Evolution toward the next generation of the internet, in which digital content will interact with the physical world, will profoundly change how human communication needs can be addressed, and is therefore likely to lead to business innovation with the potential to disrupt the ICT ecosystem. On top of providing immersive communication capabilities, it is expected that the next generation of mobile systems will also incorporate Integrated Sensing and Communication (ISAC), which allows reflections of transmitted radio signals to be received in the network and processed to yield spatial knowledge of the physical surroundings [2].
Likely innovation areas in the next few decades
Our century-long experience in the telecommunications space has taught us that the technologies that are most likely to have a big impact decades from now are probably already a decade or two old in R&D terms. One emerging example of this may be quantum computing, which has been a subject of academic research for many years.
Looking ahead toward the second half of this century, we expect to see convergence across a multitude of technology disciplines including electronics, photonics, nanotechnology, biotechnology, biomedicine, cognition and communication
technologies. Rather than converging at component and system level as technologies do today, however, future convergence will happen at the molecular and atomic level, generating an enormous innovation potential to improve society and human lives. Plants, for example, could be integrated with processing capabilities, sensors and actuators to optimize capabilities such as photosynthesis. Quantum communication capabilities could be used to enable plants to communicate their needs to humans or AI bots.
Innovation for the next century – reaching beyond the possible
World-leading innovators must visualize beyond the predictable. 100 years ago, it would have seemed impossible to visit your bank using a device so small it can fit in your pocket. And yet, much of what was physical matter yesterday has become digital today. In the next few decades, we expect that it will be possible to digitalize all five of the human senses, moving beyond sight and sound to include touch, taste and smell.
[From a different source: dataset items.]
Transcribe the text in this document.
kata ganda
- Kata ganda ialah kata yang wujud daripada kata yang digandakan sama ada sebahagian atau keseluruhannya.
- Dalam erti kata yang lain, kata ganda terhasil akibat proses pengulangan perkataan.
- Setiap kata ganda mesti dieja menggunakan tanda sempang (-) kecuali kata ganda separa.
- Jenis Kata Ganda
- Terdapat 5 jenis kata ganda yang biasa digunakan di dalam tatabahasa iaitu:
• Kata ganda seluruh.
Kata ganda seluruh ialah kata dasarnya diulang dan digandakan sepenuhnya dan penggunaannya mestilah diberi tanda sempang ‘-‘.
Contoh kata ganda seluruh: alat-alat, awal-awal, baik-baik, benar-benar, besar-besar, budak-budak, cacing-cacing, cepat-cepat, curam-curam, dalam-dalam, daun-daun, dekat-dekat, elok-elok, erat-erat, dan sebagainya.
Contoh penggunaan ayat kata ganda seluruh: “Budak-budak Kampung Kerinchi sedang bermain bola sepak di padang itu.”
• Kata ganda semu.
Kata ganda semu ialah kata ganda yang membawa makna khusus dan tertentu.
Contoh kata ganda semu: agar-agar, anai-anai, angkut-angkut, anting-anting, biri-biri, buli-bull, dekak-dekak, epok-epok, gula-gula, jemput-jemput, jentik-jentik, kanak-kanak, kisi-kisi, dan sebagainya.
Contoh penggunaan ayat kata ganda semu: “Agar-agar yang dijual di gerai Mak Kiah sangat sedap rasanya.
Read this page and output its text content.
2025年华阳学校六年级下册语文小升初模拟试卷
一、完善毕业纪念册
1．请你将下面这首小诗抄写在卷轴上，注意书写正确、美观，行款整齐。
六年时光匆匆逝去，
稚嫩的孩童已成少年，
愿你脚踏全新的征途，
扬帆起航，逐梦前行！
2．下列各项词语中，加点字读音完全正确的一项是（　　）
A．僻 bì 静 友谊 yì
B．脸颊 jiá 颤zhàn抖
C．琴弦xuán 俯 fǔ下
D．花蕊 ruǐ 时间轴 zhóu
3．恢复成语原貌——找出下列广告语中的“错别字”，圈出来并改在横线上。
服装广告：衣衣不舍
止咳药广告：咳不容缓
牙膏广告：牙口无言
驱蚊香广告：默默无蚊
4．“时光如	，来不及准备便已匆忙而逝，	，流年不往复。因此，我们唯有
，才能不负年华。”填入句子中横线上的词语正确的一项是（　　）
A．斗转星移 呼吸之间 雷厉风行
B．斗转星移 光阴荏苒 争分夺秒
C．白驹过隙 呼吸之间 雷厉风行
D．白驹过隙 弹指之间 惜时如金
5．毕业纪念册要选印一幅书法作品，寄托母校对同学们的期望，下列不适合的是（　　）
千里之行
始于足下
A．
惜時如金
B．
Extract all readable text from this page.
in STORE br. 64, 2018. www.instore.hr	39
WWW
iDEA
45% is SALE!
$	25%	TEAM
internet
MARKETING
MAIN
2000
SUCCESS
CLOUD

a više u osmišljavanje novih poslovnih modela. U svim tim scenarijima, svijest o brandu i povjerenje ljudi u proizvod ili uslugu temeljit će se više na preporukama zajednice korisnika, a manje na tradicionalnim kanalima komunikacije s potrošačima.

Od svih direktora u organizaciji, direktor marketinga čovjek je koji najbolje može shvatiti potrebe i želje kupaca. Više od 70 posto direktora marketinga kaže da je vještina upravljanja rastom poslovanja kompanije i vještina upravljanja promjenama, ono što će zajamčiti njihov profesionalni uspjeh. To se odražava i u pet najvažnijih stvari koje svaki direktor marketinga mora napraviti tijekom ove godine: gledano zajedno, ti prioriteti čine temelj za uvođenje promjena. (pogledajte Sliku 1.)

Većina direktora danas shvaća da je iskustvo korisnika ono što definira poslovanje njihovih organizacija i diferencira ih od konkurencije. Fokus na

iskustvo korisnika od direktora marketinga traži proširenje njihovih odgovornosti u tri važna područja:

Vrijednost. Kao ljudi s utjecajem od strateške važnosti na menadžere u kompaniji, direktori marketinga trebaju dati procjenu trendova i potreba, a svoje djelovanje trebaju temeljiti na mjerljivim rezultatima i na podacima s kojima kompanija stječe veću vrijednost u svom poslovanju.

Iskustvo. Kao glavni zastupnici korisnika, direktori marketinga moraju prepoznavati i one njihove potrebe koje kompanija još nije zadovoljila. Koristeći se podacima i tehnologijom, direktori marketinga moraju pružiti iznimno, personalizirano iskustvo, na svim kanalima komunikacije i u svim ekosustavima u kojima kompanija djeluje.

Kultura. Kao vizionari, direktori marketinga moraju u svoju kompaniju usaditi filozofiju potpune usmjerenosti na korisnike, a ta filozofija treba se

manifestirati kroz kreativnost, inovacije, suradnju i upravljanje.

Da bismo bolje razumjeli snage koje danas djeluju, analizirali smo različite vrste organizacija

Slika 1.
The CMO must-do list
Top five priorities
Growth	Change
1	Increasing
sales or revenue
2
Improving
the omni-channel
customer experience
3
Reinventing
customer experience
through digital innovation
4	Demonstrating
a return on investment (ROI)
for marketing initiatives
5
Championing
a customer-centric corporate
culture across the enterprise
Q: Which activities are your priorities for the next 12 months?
At some later point in the century ahead, humankind will almost certainly figure out how to break through an even more farfetched-sounding frontier. Wouldn’t it be thrilling if, for example, we could take the first steps toward teleportation by enabling communication to transfer matter from one point to another? Today, with no physical theories for how to transcend time and physical space, it seems impossible. But at Ericsson, more than 100 years of groundbreaking innovations have taught us never to let the word impossible stand in our way.